Joe Ikareth’s designs trap the fluidity of dance, finds PRIYADERSHINI S


It was for his first collection, Thoombi, an acro-dance production in Paris, 2001 that Joe Ikareth used dancers, acrobats and jugglers to showcase his clothes designed with the Kerala handloom fabric. So stunning was the effect that his collection in this fabric, ‘Love in Structured Poetry,’ remains a sought after line.

“The Kerala fabric is a classic and I can keep turning it round and round and come up with something fresh. It still sells,” says the 34-year-old designer who operates from Kottayam and retails from his eponymous store at Bazaar Road, Mattancherry.

It was during his final year at NIFT that his illustrations caught the eye of couturier Suneet Varma with whom Ikareth designed collections for three years. That was in 1991. Five years later and a much experienced Ikareth won the Best Design collection at NIFT with ‘Hot Jazz Biscuits’, a menswear line based on the theme of Dr. Jekyll and Mr. Hyde. In Delhi while creating the costumes for a contemporary Indo-French dance production, ‘Passages’ he met Murielle, a French dancer, who was later to become his wife.

Along with couture dance and theatre have always fascinated Ikareth, something he feels that Dr. Mary Roy, his school principal encouraged. “She was open to ideas, unconventional ones too; I learnt dance and drama in school.” And so he combines patterning clothes with dance movements to design something almost theatrical. His collection, Cold Play, Untitled 1 and 2 series, Vithe, Phoo are all experiments of this blend that catches the fluidity of movement on cloth and traps it in the pin tucks, in reverse smocking and in the honeycomb effect.

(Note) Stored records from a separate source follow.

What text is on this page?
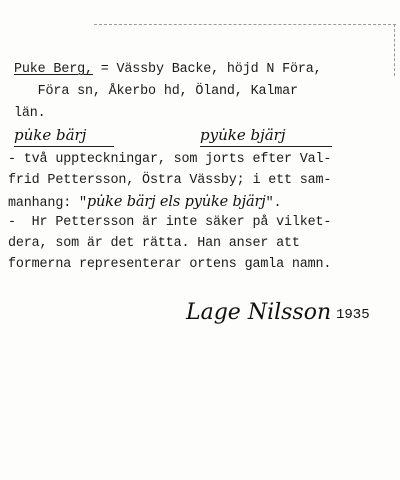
Puke Berg, = Vässby Backe, höjd N Föra,
Föra sn, Åkerbo hd, Öland, Kalmar
län.
pu̇ke bärj	pyu̇ke bjärj
- två uppteckningar, som jorts efter Val-
frid Pettersson, Östra Vässby; i ett sam-
manhang: "pu̇ke bärj els pyu̇ke bjärj".
-  Hr Pettersson är inte säker på vilket-
dera, som är det rätta. Han anser att
formerna representerar ortens gamla namn.
Lage Nilsson 1935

Dance productions and designing costumes make Ikareth different from mainstream designers. He revels in his world of ideas ands concepts. “I am sort of in my own world,” he says and has consciously chosen to keep away from the glitz of the fashion world and work from the quiet calm of his home town.


Ask Ikareth on why chose to scale down from the runways of Paris to a small work unit, a smaller production line, a smaller work arena in Kerala.

“The present day designer is not just an individual. It is a whole entity of a financial partner, a bigger production house, marketing everything on a big scale. I don’t think I can become a mainstream designer being in Kerala.” But his ideas, concepts and designs remain international as seen in his morphing of the Kerala fabric. He has deliberately kept his work unit small to maintain control of all the stages of the process of making the clothes. And so he is the pattern maker, the flat pattern maker and the tailor all rolled into one.

International markets

“I am inspired by Japanese designer Kawakubo Rei and British designer Hussein Chalayan. I am interested in conceptual fashion where the initial designs may or may not be wearable but then I have to take the idea forward with the clothes.”

And that’s why he says it was important to do the Paris Fashion Week in October 2006 where he showcased the Spring/Summer collection for 2007. “What is good about international market is nobody really looks at labels. If the work is liked it is selected. It was an experience for me to do that to find my standing.”

And that led Ikareth make a small foray into Japanese markets. Being small has given Ikareth automatic exclusivity for the few crafted pieces that he makes. “It has also been a conscious decision not to live in a polluted city because of my children. They have changed my perspective and priority. It means scaling down but having a better quality of life.”

At present he is redesigning uniforms for a hotel group in the Maldives and working on his new collection in linen. Design for him is not limited to just appearance, he’s looking beyond form.

The pattern maker has ideas of recycling old stock lying with designers into new designs giving them a ‘second life’. “The current situation in the world demands that we be more conscious of our environment,” says the earthy designer. Well, should we say this is better by design.